Mickey Pimentel

No. 51, 52
- Position: Linebacker

Personal information
- Born: March 29, 1985 (age 41) San Diego, California, U.S.
- Listed height: 6 ft 2 in (1.88 m)
- Listed weight: 238 lb (108 kg)

Career information
- College: California
- NFL draft: 2007: undrafted

Career history
- Carolina Panthers (2007)*; Kansas City Chiefs (2007); Atlanta Falcons (2008)*;
- * Offseason or practice squad member only

= Mickey Pimentel =

American football player (born 1985)

Mickey Pimentel (born March 29, 1985) is an American former football linebacker. He was signed by the Carolina Panthers as an undrafted free agent in 2007. He played college football at California.

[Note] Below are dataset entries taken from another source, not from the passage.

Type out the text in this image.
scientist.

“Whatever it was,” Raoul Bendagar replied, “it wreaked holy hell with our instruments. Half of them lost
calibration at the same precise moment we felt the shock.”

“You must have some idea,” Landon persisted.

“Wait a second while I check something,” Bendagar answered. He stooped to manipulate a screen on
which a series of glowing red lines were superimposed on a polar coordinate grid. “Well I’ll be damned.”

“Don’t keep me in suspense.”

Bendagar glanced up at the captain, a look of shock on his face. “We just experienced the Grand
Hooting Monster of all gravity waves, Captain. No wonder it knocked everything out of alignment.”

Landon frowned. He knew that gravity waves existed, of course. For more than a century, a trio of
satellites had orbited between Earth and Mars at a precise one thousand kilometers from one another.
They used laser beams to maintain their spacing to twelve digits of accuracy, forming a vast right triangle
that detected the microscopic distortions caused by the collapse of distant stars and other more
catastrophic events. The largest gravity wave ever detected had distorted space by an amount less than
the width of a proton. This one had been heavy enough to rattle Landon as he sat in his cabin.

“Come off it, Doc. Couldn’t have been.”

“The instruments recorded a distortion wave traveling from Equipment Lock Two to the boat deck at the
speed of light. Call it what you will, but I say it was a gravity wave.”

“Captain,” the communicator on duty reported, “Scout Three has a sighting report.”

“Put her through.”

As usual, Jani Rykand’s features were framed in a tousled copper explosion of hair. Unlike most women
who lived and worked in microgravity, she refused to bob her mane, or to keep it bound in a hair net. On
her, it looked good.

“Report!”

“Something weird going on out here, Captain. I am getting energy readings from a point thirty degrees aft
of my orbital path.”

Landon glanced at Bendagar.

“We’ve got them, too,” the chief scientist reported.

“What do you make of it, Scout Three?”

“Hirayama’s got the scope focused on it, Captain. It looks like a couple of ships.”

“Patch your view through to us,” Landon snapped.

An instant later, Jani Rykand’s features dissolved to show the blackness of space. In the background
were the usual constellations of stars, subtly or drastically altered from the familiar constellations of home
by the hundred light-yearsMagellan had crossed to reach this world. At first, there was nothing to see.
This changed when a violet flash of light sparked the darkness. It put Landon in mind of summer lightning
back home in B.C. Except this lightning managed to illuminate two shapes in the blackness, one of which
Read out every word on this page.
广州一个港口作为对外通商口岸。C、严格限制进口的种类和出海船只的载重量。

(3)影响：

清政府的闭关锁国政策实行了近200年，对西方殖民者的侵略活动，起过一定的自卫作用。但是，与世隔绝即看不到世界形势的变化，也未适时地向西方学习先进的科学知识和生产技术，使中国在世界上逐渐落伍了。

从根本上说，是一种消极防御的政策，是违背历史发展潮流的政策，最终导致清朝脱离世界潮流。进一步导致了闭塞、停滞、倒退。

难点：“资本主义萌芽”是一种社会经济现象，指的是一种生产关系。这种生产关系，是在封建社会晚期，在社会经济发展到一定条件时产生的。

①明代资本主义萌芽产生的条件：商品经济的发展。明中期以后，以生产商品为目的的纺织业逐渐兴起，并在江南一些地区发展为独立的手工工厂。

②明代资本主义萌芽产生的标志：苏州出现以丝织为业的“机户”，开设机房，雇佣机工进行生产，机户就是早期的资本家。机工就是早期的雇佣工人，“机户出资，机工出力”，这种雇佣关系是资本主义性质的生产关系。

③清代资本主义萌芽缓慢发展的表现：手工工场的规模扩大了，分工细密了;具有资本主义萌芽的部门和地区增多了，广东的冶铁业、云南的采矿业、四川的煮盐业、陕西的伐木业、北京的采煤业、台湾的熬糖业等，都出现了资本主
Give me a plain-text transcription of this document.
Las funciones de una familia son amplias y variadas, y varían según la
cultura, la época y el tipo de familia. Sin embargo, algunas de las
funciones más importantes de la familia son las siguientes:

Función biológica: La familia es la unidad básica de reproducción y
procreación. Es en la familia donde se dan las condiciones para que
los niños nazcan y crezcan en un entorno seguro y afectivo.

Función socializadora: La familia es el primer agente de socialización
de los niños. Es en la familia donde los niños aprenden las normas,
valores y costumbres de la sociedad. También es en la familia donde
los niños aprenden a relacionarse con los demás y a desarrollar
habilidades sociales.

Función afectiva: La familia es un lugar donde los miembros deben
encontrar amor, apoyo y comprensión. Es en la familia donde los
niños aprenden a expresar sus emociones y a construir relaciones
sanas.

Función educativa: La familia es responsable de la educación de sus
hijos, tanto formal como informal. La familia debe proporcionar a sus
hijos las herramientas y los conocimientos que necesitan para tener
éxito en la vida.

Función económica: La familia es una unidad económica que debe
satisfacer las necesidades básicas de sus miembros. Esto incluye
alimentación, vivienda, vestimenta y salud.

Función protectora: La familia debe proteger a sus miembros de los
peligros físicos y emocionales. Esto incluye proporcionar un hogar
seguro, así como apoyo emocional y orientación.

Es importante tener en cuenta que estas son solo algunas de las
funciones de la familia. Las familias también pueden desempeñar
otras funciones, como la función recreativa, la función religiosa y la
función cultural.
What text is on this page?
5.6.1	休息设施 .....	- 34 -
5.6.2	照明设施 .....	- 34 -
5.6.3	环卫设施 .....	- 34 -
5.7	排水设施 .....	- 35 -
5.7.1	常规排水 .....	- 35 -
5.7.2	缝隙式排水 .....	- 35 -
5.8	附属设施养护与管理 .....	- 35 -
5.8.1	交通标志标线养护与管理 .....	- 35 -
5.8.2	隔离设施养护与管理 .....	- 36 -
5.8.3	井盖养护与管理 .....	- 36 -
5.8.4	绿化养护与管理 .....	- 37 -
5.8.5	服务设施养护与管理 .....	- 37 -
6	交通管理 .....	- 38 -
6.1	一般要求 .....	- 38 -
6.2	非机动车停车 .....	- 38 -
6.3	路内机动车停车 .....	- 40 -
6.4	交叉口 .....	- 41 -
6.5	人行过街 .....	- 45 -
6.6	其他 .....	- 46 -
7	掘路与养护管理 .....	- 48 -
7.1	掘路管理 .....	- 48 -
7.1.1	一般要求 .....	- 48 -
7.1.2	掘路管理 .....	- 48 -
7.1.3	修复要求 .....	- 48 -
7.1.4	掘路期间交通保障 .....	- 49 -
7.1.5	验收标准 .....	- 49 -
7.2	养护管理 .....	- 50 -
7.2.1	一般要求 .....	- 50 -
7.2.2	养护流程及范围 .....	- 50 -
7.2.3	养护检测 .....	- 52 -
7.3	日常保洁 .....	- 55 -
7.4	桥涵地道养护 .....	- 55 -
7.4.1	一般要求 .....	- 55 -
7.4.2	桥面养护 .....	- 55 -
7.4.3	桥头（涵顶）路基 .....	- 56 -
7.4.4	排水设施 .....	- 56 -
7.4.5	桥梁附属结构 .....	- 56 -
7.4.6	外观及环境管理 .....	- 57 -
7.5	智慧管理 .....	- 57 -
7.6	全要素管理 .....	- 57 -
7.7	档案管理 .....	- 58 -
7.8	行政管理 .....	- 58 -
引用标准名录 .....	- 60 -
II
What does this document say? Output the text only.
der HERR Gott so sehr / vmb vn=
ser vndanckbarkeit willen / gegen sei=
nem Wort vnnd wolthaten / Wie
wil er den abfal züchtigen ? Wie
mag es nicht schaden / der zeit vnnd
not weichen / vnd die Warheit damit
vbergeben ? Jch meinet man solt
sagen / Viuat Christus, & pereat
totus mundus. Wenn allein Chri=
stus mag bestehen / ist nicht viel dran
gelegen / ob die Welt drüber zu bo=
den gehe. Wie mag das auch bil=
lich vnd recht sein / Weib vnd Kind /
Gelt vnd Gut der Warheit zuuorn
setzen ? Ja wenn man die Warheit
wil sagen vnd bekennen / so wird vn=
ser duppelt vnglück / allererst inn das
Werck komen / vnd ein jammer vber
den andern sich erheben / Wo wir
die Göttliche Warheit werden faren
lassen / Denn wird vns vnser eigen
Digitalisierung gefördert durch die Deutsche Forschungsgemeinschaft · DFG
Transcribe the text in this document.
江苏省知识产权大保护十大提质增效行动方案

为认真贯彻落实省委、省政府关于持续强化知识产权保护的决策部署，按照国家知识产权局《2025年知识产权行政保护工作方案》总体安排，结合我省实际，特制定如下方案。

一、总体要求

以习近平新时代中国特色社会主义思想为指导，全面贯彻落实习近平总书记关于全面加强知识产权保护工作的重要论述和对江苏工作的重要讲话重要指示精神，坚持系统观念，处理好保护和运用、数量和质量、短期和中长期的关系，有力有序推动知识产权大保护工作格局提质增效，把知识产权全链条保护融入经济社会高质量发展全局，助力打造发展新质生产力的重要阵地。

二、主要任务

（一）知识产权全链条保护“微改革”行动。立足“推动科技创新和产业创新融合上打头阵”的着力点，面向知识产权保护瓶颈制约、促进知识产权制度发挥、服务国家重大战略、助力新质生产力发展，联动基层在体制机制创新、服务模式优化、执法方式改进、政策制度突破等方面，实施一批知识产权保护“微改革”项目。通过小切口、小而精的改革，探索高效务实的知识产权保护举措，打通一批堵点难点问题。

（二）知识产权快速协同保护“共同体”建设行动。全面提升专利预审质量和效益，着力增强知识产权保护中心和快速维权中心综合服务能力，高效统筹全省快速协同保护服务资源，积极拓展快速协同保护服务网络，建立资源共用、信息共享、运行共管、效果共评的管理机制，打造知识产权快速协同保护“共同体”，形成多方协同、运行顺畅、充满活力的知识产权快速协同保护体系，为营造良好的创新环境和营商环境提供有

Pimentel was also a member of the Kansas City Chiefs and Atlanta Falcons.

==Early life==
Pimentel attended Marian Catholic High School in San Diego, California and was a student and a letterman in football and basketball. In football, as a senior, he led his team to the League Championship and was named the South Bay League's Defensive Player of the Year. In basketball, as a senior, he was named the South Bay League Player of the Year.

==Professional career==

===Carolina Panthers===
Pimentel signed a free agent contract with the National Football League Carolina Panthers in May, 2007. He was waived on September 1, 2007.

===Kansas City Chiefs===
Pimentel remained unsigned until December 12, when he was signed to the practice squad of the Kansas City Chiefs. He was waived by the team on May 7, 2008.

===Atlanta Falcons===
On August 6, 2008, Pimentel was signed by the Atlanta Falcons a day after linebacker Robert James was waived/injured.